I’m good with this. I don’t feel the need to be a pedant about it, but I like the idea in general.
The argument against it goes, “We have huge widescreen monitors, let me look at more things!” We do have bigger screens, and can easily go to 90, 100, 132, or even higher. (One of my co-workers suggested 200 characters, and showed it easily fit on his screen.)
I prefer the smaller number for several reasons, in vaguely order of importance:
- Just because you can write really long complex single lines doesn’t mean you should.
- If you’re indenting seventeen levels, your functions are extremely complex.
- Side-by-side diffs in some tools are lots easier to read.
- Printing becomes a problem.
- I like to run huge fonts.
- I like to have a pair of windows side-by-side.
- Some folks run their displays in portrait mode.
Compare the works of Karl Marx and of Ernst Hemingway. Both are well known authors, both wrote things which some people find fascinating. Karl Marx wrote in a time where text was flowery and sentences were long. Paragraphs of one sentence each are not uncommon for Marx, and stopping to really understand what he wrote is important, because there’s so much in each meaty sentence. Hemingway, on the other hand, would have had no trouble with Twitter, and wrote more short sentences. Which of the two is easier to read quickly and get meaning from? I want Hemingway-like code – clear, easily read, and understood by all. Line lengths can help encourage people to break complex statements up into more understandable components.
Another common argument against narrower line widths is that when you’ve got a complex function, you’ll be indented several levels, and only have a tiny space to write code in. I don’t think the problem is that you have a tiny space to write code in. Maybe the problem is that your function is too big. To me, this is a warning of bad design, not a narrow window.

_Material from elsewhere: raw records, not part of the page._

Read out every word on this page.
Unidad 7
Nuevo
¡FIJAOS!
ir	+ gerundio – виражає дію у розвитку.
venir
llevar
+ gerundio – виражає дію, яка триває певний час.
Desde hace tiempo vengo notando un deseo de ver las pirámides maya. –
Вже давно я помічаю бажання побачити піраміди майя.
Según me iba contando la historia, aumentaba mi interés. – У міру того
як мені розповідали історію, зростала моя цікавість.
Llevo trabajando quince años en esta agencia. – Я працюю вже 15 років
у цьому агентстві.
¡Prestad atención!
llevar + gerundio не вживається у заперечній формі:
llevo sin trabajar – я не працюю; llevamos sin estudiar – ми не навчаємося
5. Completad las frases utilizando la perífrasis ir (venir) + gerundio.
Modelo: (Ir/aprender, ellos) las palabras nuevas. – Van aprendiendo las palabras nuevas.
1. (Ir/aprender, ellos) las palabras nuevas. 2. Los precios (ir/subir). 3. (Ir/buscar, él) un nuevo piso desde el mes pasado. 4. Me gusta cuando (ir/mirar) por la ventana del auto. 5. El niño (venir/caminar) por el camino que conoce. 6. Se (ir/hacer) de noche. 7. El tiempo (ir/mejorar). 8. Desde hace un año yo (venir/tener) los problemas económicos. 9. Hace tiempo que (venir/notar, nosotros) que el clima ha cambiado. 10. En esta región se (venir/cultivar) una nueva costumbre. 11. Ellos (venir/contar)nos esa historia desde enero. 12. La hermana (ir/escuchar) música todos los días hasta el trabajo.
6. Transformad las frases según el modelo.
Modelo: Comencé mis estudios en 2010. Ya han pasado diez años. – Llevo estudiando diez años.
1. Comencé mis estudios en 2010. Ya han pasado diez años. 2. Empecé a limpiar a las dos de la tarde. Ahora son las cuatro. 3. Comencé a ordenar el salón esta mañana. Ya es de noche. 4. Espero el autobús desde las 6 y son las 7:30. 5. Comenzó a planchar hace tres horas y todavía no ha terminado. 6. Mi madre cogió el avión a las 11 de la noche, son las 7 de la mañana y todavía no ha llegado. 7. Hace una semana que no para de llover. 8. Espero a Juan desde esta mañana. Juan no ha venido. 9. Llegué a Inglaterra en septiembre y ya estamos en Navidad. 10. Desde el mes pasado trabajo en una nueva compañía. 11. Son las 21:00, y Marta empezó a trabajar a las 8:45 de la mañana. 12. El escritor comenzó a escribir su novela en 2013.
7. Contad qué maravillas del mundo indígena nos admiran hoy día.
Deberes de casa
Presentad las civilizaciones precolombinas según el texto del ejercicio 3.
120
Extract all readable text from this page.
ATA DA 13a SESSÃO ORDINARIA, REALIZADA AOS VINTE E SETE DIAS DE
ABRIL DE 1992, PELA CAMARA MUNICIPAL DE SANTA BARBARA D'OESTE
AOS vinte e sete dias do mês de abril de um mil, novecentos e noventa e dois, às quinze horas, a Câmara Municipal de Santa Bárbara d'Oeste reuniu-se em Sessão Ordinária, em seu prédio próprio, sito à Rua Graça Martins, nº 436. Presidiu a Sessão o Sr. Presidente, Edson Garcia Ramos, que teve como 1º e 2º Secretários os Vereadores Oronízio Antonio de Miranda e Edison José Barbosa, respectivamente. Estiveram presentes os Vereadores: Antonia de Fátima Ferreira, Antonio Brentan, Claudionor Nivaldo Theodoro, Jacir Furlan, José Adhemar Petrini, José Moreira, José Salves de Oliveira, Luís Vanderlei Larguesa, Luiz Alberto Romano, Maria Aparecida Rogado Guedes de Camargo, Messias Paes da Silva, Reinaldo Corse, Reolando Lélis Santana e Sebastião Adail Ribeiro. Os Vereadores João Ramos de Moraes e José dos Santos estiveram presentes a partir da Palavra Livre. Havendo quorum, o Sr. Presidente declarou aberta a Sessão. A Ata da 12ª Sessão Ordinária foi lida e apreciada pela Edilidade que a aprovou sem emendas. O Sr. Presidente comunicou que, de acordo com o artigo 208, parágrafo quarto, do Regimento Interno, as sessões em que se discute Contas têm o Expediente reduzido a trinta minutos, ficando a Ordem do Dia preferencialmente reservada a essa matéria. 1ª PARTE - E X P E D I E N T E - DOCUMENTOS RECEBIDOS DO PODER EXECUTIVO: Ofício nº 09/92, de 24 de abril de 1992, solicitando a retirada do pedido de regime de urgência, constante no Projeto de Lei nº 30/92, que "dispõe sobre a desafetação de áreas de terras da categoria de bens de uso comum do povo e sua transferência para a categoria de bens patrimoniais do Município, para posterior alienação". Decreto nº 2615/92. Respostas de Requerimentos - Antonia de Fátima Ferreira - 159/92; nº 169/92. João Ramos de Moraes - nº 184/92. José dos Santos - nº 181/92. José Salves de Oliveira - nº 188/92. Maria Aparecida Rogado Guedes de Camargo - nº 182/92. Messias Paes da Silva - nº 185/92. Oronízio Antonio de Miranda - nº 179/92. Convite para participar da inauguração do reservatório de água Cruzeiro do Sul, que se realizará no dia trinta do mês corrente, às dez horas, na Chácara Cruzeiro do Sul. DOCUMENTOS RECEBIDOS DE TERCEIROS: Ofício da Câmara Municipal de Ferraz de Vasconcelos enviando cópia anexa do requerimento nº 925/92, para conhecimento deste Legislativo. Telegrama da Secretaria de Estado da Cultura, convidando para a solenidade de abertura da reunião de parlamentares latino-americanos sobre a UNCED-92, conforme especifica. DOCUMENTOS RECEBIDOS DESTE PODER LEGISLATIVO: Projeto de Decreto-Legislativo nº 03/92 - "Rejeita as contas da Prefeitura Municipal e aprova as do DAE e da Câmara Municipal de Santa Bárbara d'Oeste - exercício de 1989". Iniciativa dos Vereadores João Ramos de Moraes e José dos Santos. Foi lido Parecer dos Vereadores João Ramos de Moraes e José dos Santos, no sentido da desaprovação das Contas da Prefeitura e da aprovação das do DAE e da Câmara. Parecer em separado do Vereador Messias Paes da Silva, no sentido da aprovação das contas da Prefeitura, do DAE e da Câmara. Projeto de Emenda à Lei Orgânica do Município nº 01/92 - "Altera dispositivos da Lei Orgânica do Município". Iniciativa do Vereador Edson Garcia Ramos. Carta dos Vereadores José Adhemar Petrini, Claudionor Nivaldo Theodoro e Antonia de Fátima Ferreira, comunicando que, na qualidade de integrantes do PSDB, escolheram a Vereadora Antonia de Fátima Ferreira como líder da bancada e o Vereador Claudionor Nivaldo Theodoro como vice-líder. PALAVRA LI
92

Lots of tools use side by side diffs – p4diff, the venerable WinDiff, kdiff, etc. I think all these tools can be changed to use a vertical diff, but that’s a hassle, and a big change – side-by-side has advantages. It’s a lot harder to make it useful if you’ve got code half a block wide and are having to scroll back and forth.
In the Dark Ages of computers, engineers didn’t have a terminal, much less a workstation. They submitted a batch, and got back a printout. Code was written by hand, and read off print outs. Being able to print code was wildly important. We rarely print code today, but when we do, paper still puts a limit on the width code can be. Normal paper is not as wide as it is tall, and turning books sideways to read code is always odd. Narrower code is easier to print, easier to quote, easier to put on slides in presentations, and easier to share with others.
The last few wind up being personal preferences. Just as some can get 250 characters wide because they have a wide screen and small fonts, some don’t. It has been many moons since I coded on a physical terminal, but in that many moons my eyesight has degraded. My fonts are up past, “Large” and into “Huge” now. I like to run a pair of windows side-by-side, too, so that and huge fonts means I don’t get giant column widths… I get about 80. I know several engineers who run their monitors (or one of them) turned 90 degrees to portrait mode. Narrower, but lots more lines visible.
Any of these are good reasons to stick with less columns.
If a group wants to go otherwise, I don’t fuss too hard – my tools can help with this – but I do ask if we can reconsider. Generally, people have.